Regulation might be helpful 

Even some agencies are acknowledging the extent of the crisis.

Chris Sund is director of business development and sales for long-term care at Fusion Medical Staffing. The national contract nursing agency has seen its number of new positions to fill more than double from a baseline of 3,000 to 4,000 weekly pre-COVID to a peak of 10,000 weekly as vaccine mandate debates raged in July and August. Levels remained elevated through early fall.

In an interview Thursday, Sund said he’s seen unscrupulous temp agencies — and some individual providers —  ramp up pricing for specific jobs, which then results in a vicious outbidding cycle.

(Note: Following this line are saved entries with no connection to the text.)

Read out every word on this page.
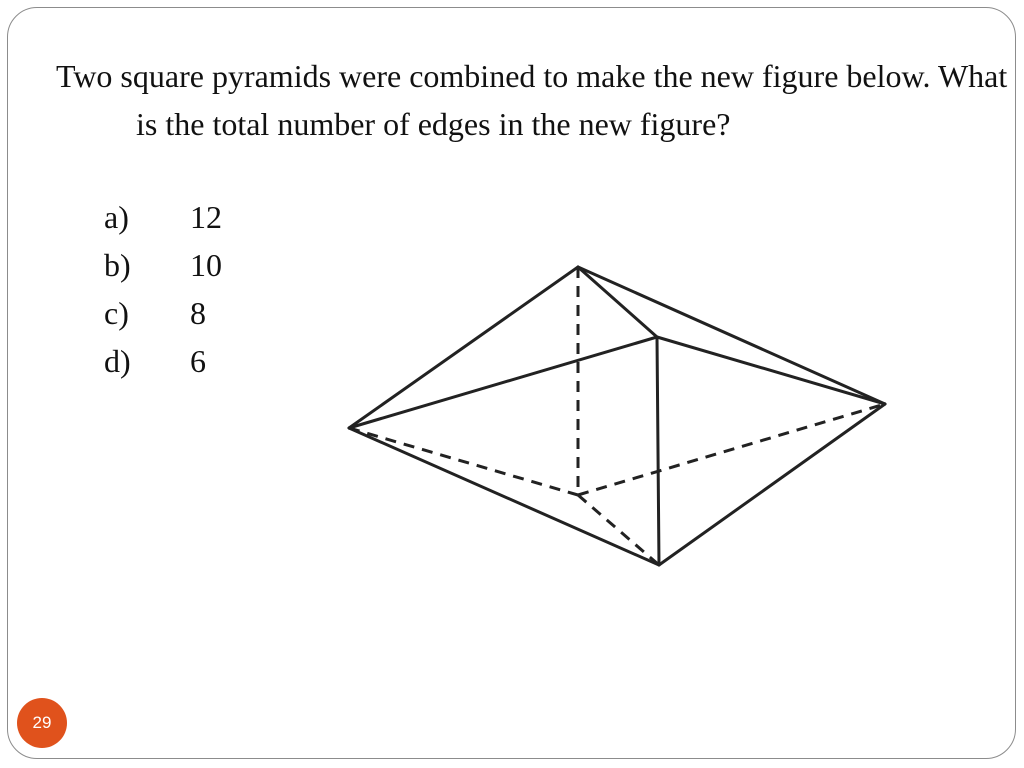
Two square pyramids were combined to make the new figure below. What is the total number of edges in the new figure?

a)	12
b)	10
c)	8
d)	6
29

That can lead to a rush of applicants for a single position but create disillusionment with other jobs posted at more fair pay rates.

Facilities using Fusion set their own price after consulting with a platform that allows them to see what other providers are offering in the same areas. Sund said that, based on an internal formula, his agency clears a smaller margin when providers have to pay higher salaries. 

He’s not necessarily opposed to federal regulation but says any solution involving rate caps must account for both market demand and cost-of-living differentials even within the same state.

He’d like to be able to offer some relief to clients who desperately need temporary workers to give their permanent staff well-earned rest. But Sund doesn’t believe a state-by-state strategy to regulate price-gouging will work. He said some agencies have evaded caps in the two states that have them by providing benefits, including housing, through “loopholes.”

“Regulation might be able to fix it, but it’s going to have to be all 50 states together,” he said. “If one state does it, unfortunately, a lot of their staff is coming from outside of the state and they’re going to limit their pool to just what they already have. They’re not going to be able to pull the resources from other areas, and they’re just going to hurt themselves, I think.”